Embedding infinitely parallel computation in Newtonian kinematics

摘要

First, we reflect on computing sets and functions using measurements from experiments with a class of physical systems. We call this experimental computation. We outline a programme to analyse theoretically experimental computation in which a central problem is: Given a physical theory T, explore and classify the computational models that can be embedded in, and abstracted from, the physical systems specified by the physical theory T. We consider the embedding of arbitrary sets, functions, programs, and computers into designs for systems that can be specified in subtheories or fragments T of Newtonian kinematics in order to explore some of the physical assumptions of T that allows its systems to qualify as hyper-computers, i.e. physical models that compute sets and functions that cannot be computed in classical computability theory.

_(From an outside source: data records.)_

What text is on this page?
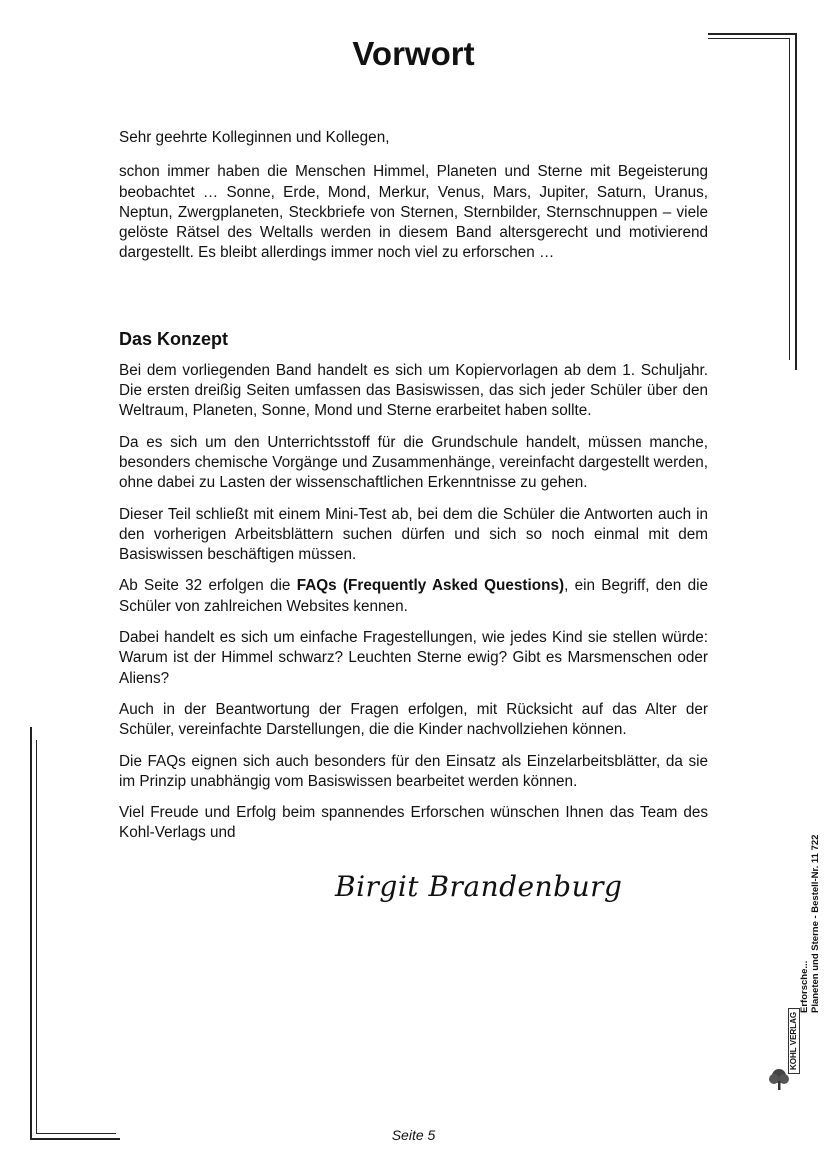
Vorwort

Sehr geehrte Kolleginnen und Kollegen,

schon immer haben die Menschen Himmel, Planeten und Sterne mit Begeisterung beobachtet … Sonne, Erde, Mond, Merkur, Venus, Mars, Jupiter, Saturn, Uranus, Neptun, Zwergplaneten, Steckbriefe von Sternen, Sternbilder, Sternschnuppen – viele gelöste Rätsel des Weltalls werden in diesem Band altersgerecht und motivierend dargestellt. Es bleibt allerdings immer noch viel zu erforschen …

Das Konzept

Bei dem vorliegenden Band handelt es sich um Kopiervorlagen ab dem 1. Schuljahr. Die ersten dreißig Seiten umfassen das Basiswissen, das sich jeder Schüler über den Weltraum, Planeten, Sonne, Mond und Sterne erarbeitet haben sollte.

Da es sich um den Unterrichtsstoff für die Grundschule handelt, müssen manche, besonders chemische Vorgänge und Zusammenhänge, vereinfacht dargestellt werden, ohne dabei zu Lasten der wissenschaftlichen Erkenntnisse zu gehen.

Dieser Teil schließt mit einem Mini-Test ab, bei dem die Schüler die Antworten auch in den vorherigen Arbeitsblättern suchen dürfen und sich so noch einmal mit dem Basiswissen beschäftigen müssen.

Ab Seite 32 erfolgen die FAQs (Frequently Asked Questions), ein Begriff, den die Schüler von zahlreichen Websites kennen.

Dabei handelt es sich um einfache Fragestellungen, wie jedes Kind sie stellen würde: Warum ist der Himmel schwarz? Leuchten Sterne ewig? Gibt es Marsmenschen oder Aliens?

Auch in der Beantwortung der Fragen erfolgen, mit Rücksicht auf das Alter der Schüler, vereinfachte Darstellungen, die die Kinder nachvollziehen können.

Die FAQs eignen sich auch besonders für den Einsatz als Einzelarbeitsblätter, da sie im Prinzip unabhängig vom Basiswissen bearbeitet werden können.

Viel Freude und Erfolg beim spannendes Erforschen wünschen Ihnen das Team des Kohl-Verlags und

Birgit Brandenburg
Erforsche... Planeten und Sterne - Bestell-Nr. 11 722
KOHL VERLAG
Seite 5
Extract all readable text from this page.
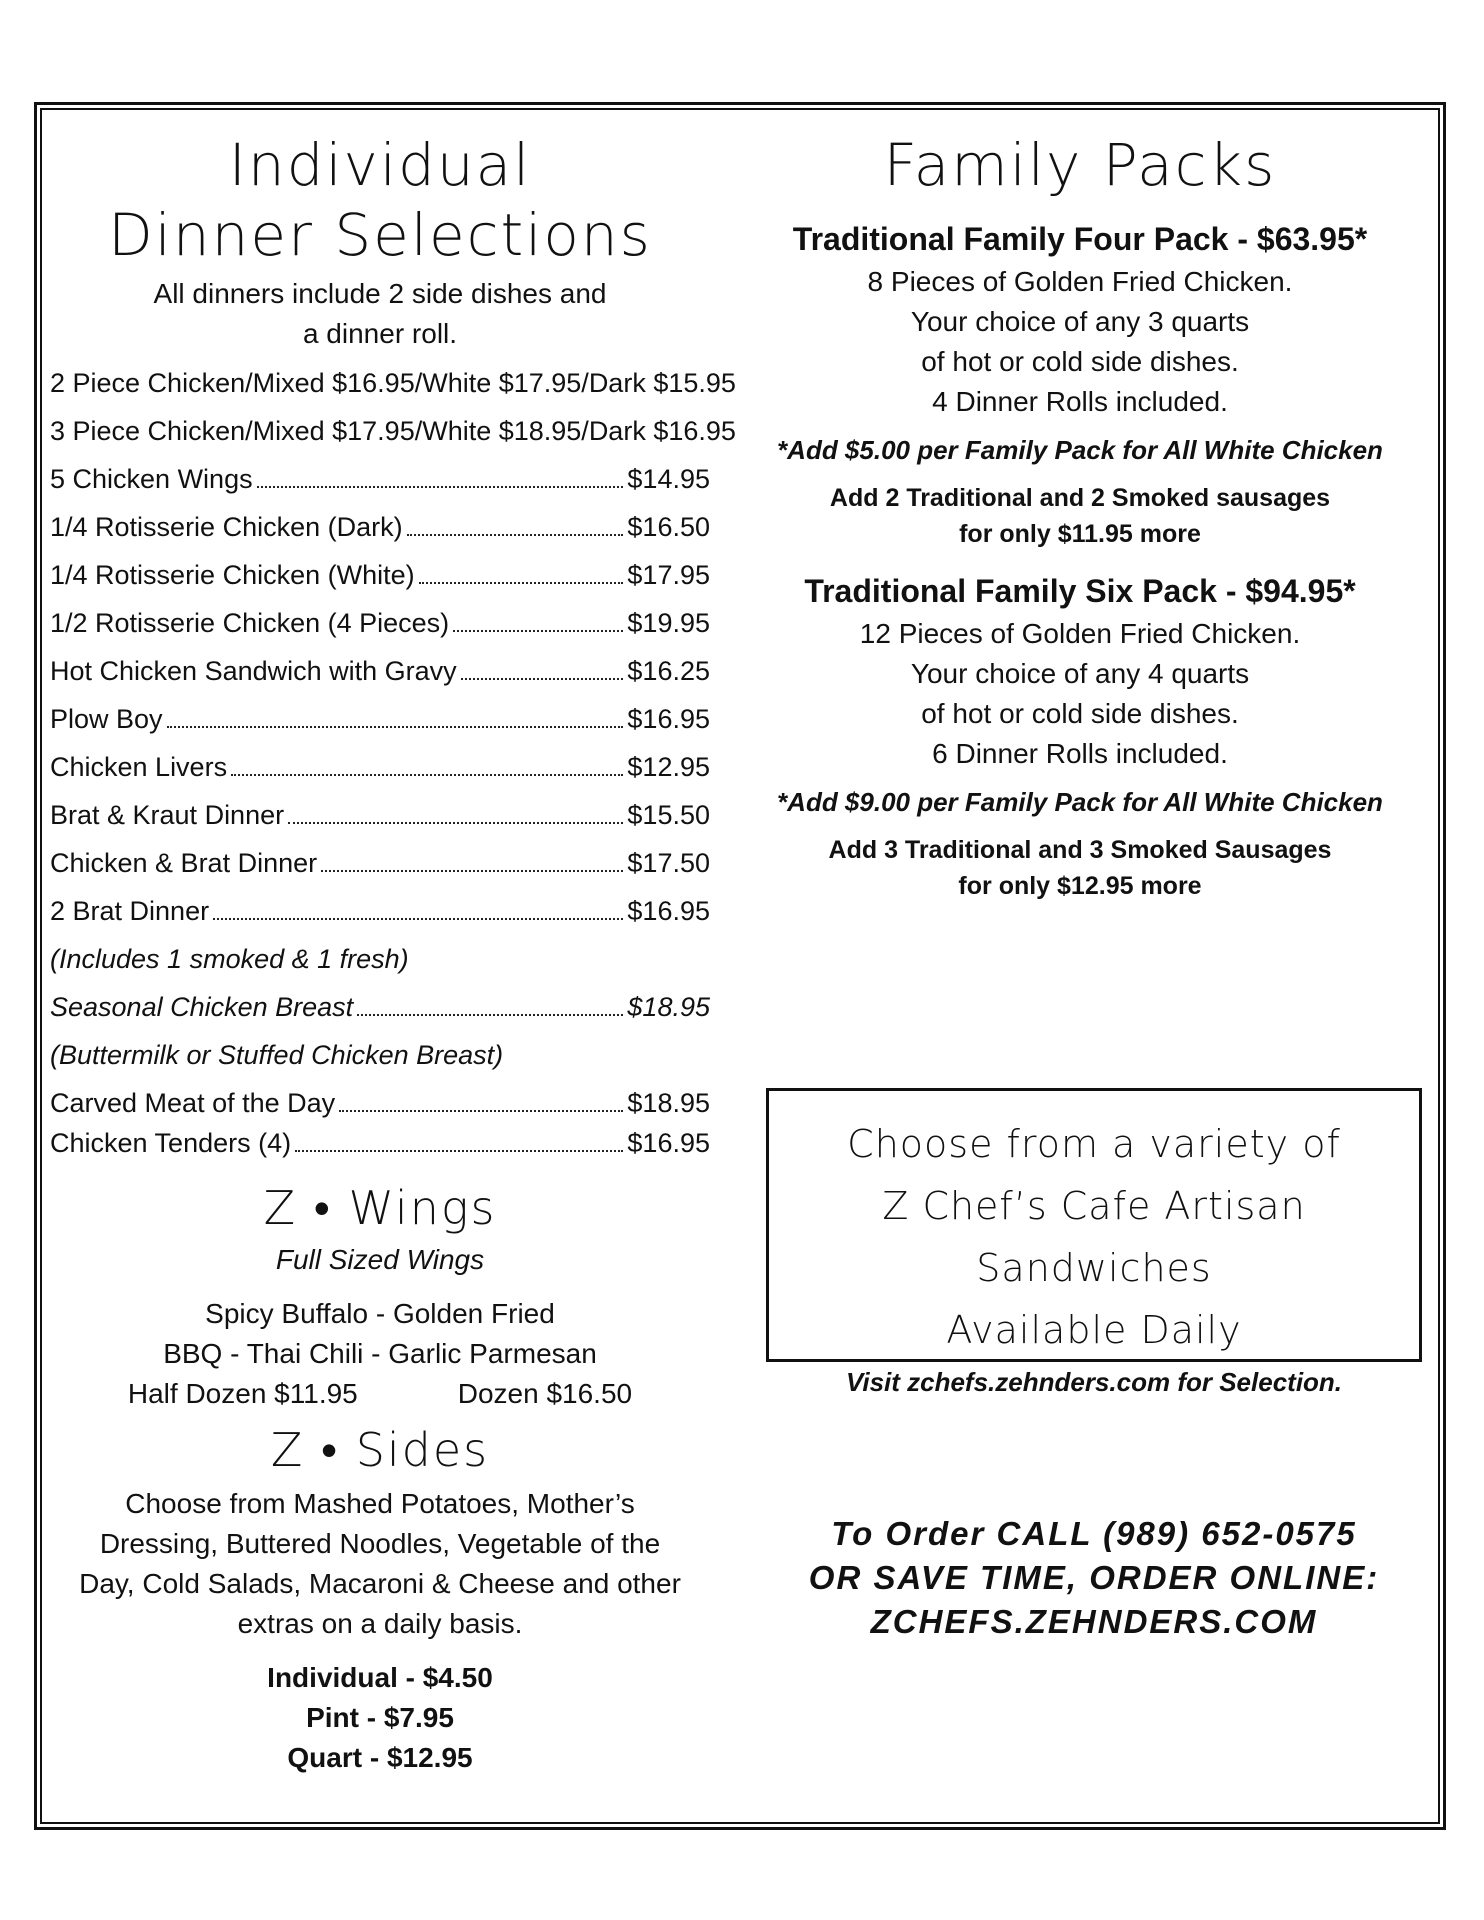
Individual
Dinner Selections
All dinners include 2 side dishes and
a dinner roll.
2 Piece Chicken/Mixed $16.95/White $17.95/Dark $15.95
3 Piece Chicken/Mixed $17.95/White $18.95/Dark $16.95
5 Chicken Wings	$14.95
1/4 Rotisserie Chicken (Dark)	$16.50
1/4 Rotisserie Chicken (White)	$17.95
1/2 Rotisserie Chicken (4 Pieces)	$19.95
Hot Chicken Sandwich with Gravy	$16.25
Plow Boy	$16.95
Chicken Livers	$12.95
Brat & Kraut Dinner	$15.50
Chicken & Brat Dinner	$17.50
2 Brat Dinner	$16.95
(Includes 1 smoked & 1 fresh)
Seasonal Chicken Breast	$18.95
(Buttermilk or Stuffed Chicken Breast)
Carved Meat of the Day	$18.95
Chicken Tenders (4)	$16.95
Z • Wings
Full Sized Wings
Spicy Buffalo - Golden Fried
BBQ - Thai Chili - Garlic Parmesan
Half Dozen $11.95	Dozen $16.50
Z • Sides
Choose from Mashed Potatoes, Mother’s
Dressing, Buttered Noodles, Vegetable of the
Day, Cold Salads, Macaroni & Cheese and other
extras on a daily basis.
Individual - $4.50
Pint - $7.95
Quart - $12.95
Family Packs
Traditional Family Four Pack - $63.95*
8 Pieces of Golden Fried Chicken.
Your choice of any 3 quarts
of hot or cold side dishes.
4 Dinner Rolls included.
*Add $5.00 per Family Pack for All White Chicken
Add 2 Traditional and 2 Smoked sausages
for only $11.95 more
Traditional Family Six Pack - $94.95*
12 Pieces of Golden Fried Chicken.
Your choice of any 4 quarts
of hot or cold side dishes.
6 Dinner Rolls included.
*Add $9.00 per Family Pack for All White Chicken
Add 3 Traditional and 3 Smoked Sausages
for only $12.95 more
Choose from a variety of
Z Chef’s Cafe Artisan Sandwiches
Available Daily
Visit zchefs.zehnders.com for Selection.
To Order CALL (989) 652-0575
OR SAVE TIME, ORDER ONLINE:
ZCHEFS.ZEHNDERS.COM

In designing systems we work strictly within the chosen theory T and do not concern ourself with whether or not T is valid of the world today. We are interested in exploring the subtheory from a computational point of view and especially in restrictions on the assumptions of T that allow us to return from hyper-computation to classical computation.Secondly, we give a construction of an infinitely parallel machine that can decide all the arithmetical sets of natural numbers. We embed this hyper-computer as system in 3-dimensions obeying the laws of a fragment of Newtonian kinematics. In particular, the example shows that communication allowable in Newtonian kinematics is especially powerful. We conclude with further reflections and open problems.